Pour éviter les contrôles, des adresses anonymes sont disponibles, au risque de cautionner des choses plus graves.

Dans une usine d'ordinateurs de San Diego (Californie) le 14 avril (Mike Blake/Reuters)

 

Une loi sur le piratage, une autre sur la cybercriminalité : en renforçant le contrôle du Web, le gouvernement a toutes les chances d'encourager les internautes à se cacher. Pour quelques euros, des services comme Ipredator et Ipodah leur proposent de devenir invisibles. Au risque de faciliter des échanges de fichiers bien plus dangereux que des films ou des chansons.

La stratégie de l'Hadopi est de repérer l'adresse IP des ordinateurs, puis d'obtenir des fournisseurs d'accès l'identité de leurs propriétaires. Petit oubli : ces réseaux privés virtuels (ou VPN, « virtual private networks ») fournissent à leurs utilisateurs des adresses IP anonymes.

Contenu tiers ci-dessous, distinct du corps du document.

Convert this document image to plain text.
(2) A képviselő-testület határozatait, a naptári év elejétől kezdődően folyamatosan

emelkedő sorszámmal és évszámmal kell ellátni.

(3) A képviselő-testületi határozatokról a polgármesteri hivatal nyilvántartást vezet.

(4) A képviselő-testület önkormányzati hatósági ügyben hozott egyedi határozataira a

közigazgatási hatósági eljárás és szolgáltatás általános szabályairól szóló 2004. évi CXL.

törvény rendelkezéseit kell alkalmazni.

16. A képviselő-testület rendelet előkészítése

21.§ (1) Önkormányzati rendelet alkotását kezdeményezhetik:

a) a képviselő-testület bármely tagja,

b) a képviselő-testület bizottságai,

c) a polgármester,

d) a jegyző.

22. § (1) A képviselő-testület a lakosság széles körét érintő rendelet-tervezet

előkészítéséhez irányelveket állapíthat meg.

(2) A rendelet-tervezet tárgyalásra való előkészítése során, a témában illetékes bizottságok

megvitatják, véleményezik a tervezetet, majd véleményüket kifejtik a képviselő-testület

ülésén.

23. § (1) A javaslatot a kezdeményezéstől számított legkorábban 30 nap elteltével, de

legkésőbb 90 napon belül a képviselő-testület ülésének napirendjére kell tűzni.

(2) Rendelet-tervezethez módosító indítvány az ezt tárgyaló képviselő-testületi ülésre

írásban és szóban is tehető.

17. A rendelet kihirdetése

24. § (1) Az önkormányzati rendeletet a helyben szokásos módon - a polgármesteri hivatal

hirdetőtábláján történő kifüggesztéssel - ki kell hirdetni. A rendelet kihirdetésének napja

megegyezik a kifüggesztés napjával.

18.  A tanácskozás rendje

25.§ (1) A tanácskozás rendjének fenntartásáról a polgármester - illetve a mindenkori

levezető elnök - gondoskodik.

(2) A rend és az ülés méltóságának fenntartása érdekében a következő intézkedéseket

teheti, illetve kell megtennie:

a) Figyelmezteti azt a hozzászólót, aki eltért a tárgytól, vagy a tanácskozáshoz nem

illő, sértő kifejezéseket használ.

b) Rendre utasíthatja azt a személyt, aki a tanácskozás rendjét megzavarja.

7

Ils étaient jusqu'ici réservés aux internautes avertis. Mais en avril, le site suédois The Pirate Bay a lancé son service de VPN, Ipredator : pour 5 euros par mois, il garantit l'anonymat. Selon les créateurs, 100 000 internautes seraient déjà inscrits. De quoi donner des idées en France.

« Un marché très important »

Les créateurs de l'Ipredator français, Ipodah, tiennent à rester discrets. L'un d'entre eux, un jeune ingénieur informatique, m'explique :

« L'idée datait d'avant Hadopi. Avec Hadopi, on s'est dit qu'il y avait un marché potentiel. Et si la Loppsi passe, le marché sera très important. »

La Loppsi, la loi sur la sécurité intérieure, a relancé la polémique sur les risques d'une mise sous contrôle du Web. Elle autorise la surveillance à distance des ordinateurs grâce à des logiciels espions.

Pour éviter les poursuites, les créateurs d'Ipodah prévoient d'installer leur serveur à Amsterdam :

« Les lois protègent plus la vie privée des gens. Le gouvernement est plus permissif, les hébergeurs et les fournisseurs d'accès ne sont pas obligés de garder les logs. »

« La chaîne sera longue à remonter »

Les « logs » de connexion, c'est justement ce qui doit permettre à l'Hadopi de remonter jusqu'aux pirates. Mais c'est aussi un outil privilégié dans la lutte contre la cybercriminalité et la pédophile.

« Ce que les internautes font (avec leurs VPN) ne nous regarde pas, mais on ne veut absolument pas cautionner des choses comme ça », assure le créateur d'Ipodah. Pour autant, les enquêteurs ne pourront pas aller bien loin :

« Si la gendarmerie vient nous voir, on pourra fermer leurs VPN mais pas les identifier. Nous n'aurons que leur adresse e-mail et le paiement passera par des prestataires extérieurs, par carte bleue ou PayPal. La chaîne sera assez longue à remonter si on est aux Pays-Bas. »

Ipodah n'est encore qu'en phase de test, mais le « business plan » est prêt. Selon son créateur, la rentabilité sera atteinte avec 10 000 utilisateurs prêts à payer 5 euros par mois. La demande est là : en deux semaines, Ipodah aurait enregistré 20 000 inscriptions, et 1 500 internautes testeraient actuellement le service.

« Séparer le bon grain de l'ivraie ? Impossible »

Cette course à l'anonymat inquiète les experts. Mi-mai, Orange a fait disparaître un texte très critique publié par un des ses ingénieurs sur un blog officiel du groupe. Son titre ? « Hadopi : le danger (bien caché) ».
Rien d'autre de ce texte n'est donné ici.